EC’s use of Microsoft 365 violates data-privacy rules, watchdog group says

The European Commission (EC) has violated several key data protection rules in its use of Microsoft 365 regarding the transfer of people’s personal data from Europe to other regions not covered by EU data-protection laws, a key European privacy watchdog found.

The European Data Protection Supervisor (EDPS) on Tuesday chastized the EC after finding it did not take proper protective measures when sending personal data outside the EU and European Economic Area (EEA) when using the cloud-based app.

In addition, the EC failed to specify in its contract with Microsoft “what types of personal data are to be collected and for which explicit and specified purposes when using Microsoft 365,” according to an EDPS statement.

The findings — the result of a three-year investigation that began in 2021 — suggest like tech giants, even trusted government entities that should have data privacy as a top priority don’t necessarily keep the data they collect safe.  

“It is the responsibility of the EU institutions, bodies, offices, and  agencies (EUIs) to ensure that any processing of personal data outside and inside the EU/EEA, including in the context of cloud-based services, is accompanied by robust data protection safeguards and measures,” EDPS Supervisor Wojciech Wiewiórowski said in a statement.

Compliance required

Specifically, the EC violated Regulation (EU) 2018/1725, the EU’s data protection law for EUIs. Moreover, many of the infringements concern “all processing operations carried out by the Commission, or on its behalf, when using Microsoft 365,” affecting “a large number of individuals,” according to the EDPS.

As a result, the EDPS has ordered the commission to suspend all data flows resulting from its use of Microsoft 365 not only to Microsoft, but also to its affiliates and sub-processors located in countries outside the EU/EEA that don’t have an adequacy agreement with the EC.

Typically, these agreements — which the EC has with various regions — dictate how the transfer of personal data is handled once it leaves the EU. This is to ensure that the data is protected under EU laws even when sent to another country where data-privacy laws differ. The EU has data adequacy agreements with 16 countries, including Argentina, Japan, South Korea, Switzerland, the UK, and the US.
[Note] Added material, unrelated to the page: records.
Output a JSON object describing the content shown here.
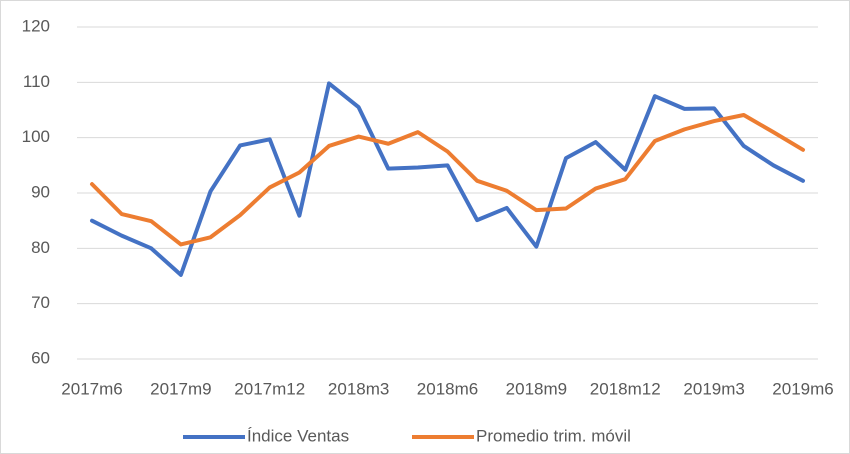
{
  "chart_data": {
    "type": "line",
    "categories": [
      "2017m6",
      null,
      null,
      "2017m9",
      null,
      null,
      "2017m12",
      null,
      null,
      "2018m3",
      null,
      null,
      "2018m6",
      null,
      null,
      "2018m9",
      null,
      null,
      "2018m12",
      null,
      null,
      "2019m3",
      null,
      null,
      "2019m6"
    ],
    "series": [
      {
        "name": "Índice Ventas",
        "color": "#4472c4",
        "values": [
          85,
          82.3,
          80,
          75.2,
          90.3,
          98.6,
          99.7,
          85.9,
          109.8,
          105.5,
          94.4,
          94.6,
          95,
          85.1,
          87.3,
          80.3,
          96.3,
          99.2,
          94.2,
          107.5,
          105.2,
          105.3,
          98.5,
          95,
          92.2
        ]
      },
      {
        "name": "Promedio trim. móvil",
        "color": "#ed7d31",
        "values": [
          91.6,
          86.2,
          84.9,
          80.7,
          82,
          86,
          91,
          93.7,
          98.5,
          100.2,
          98.9,
          101,
          97.5,
          92.2,
          90.4,
          86.9,
          87.2,
          90.8,
          92.5,
          99.4,
          101.5,
          103,
          104.1,
          101,
          97.8
        ]
      }
    ],
    "ylim": [
      60,
      120
    ],
    "yticks": [
      60,
      70,
      80,
      90,
      100,
      110,
      120
    ],
    "grid": true,
    "legend": "bottom"
  }
}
Aware that suspending a large number of data flows is complicated, the watchdog is giving the commission “appropriate time” to comply with the suspension so as not “to compromise the Commission’s ability to carry out its tasks in the public interest or to exercise official authority,” the EDPS said.
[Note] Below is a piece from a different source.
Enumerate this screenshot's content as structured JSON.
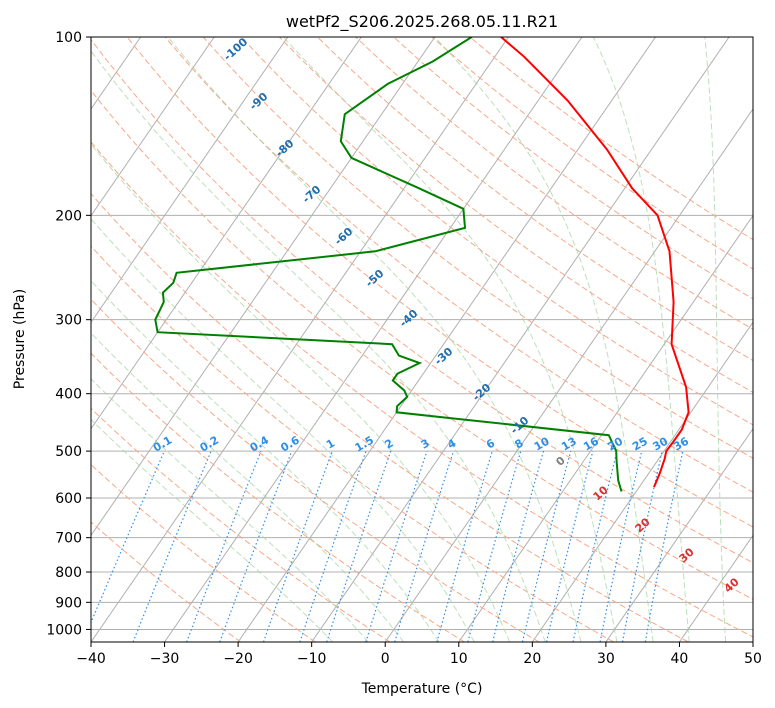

Further, the EC has until Dec. 9 to demonstrate to the EDPS that all processing operations resulting from its use of Microsoft 365 are in compliance with Regulation (EU) 2018/1725.

Is secure data a myth?

Even the required compliance ultimately “might not change anything” unless it’sbacked “with either continuous enforcement or requirements on a more granular disclosure/audit,”  said Narayana Pappu, CEO at Zendata, a provider of data security and privacy compliance solutions.

That’s because securing data once it’s been transferred via the Internet — whether it’s collected by government entities, social-media companies, or online applications — is difficult, despite well-meaning attempts at regulation and protection by various regulatory bodies. “It is difficult to truly understand what happens with data once it’s collected,” Pappu said.

The scenario becomes even more complicated with cloud-based applications, which “follow a microservice architecture with tens and even hundreds of third-party subprocessors,” he said. “It is difficult to really evaluate what is going on with the data and how it is being used.”

Moreover, sometimes an entity collecting data online doesn’t even know the data is being shared, he said, citing a case in which DuckDuckGo, the search platform that prides itself on privacy, was unknowingly sharing information with Microsoft.

“This was not obvious in their disclosures and did not come up until an investigation by a web expert,” Pappu said.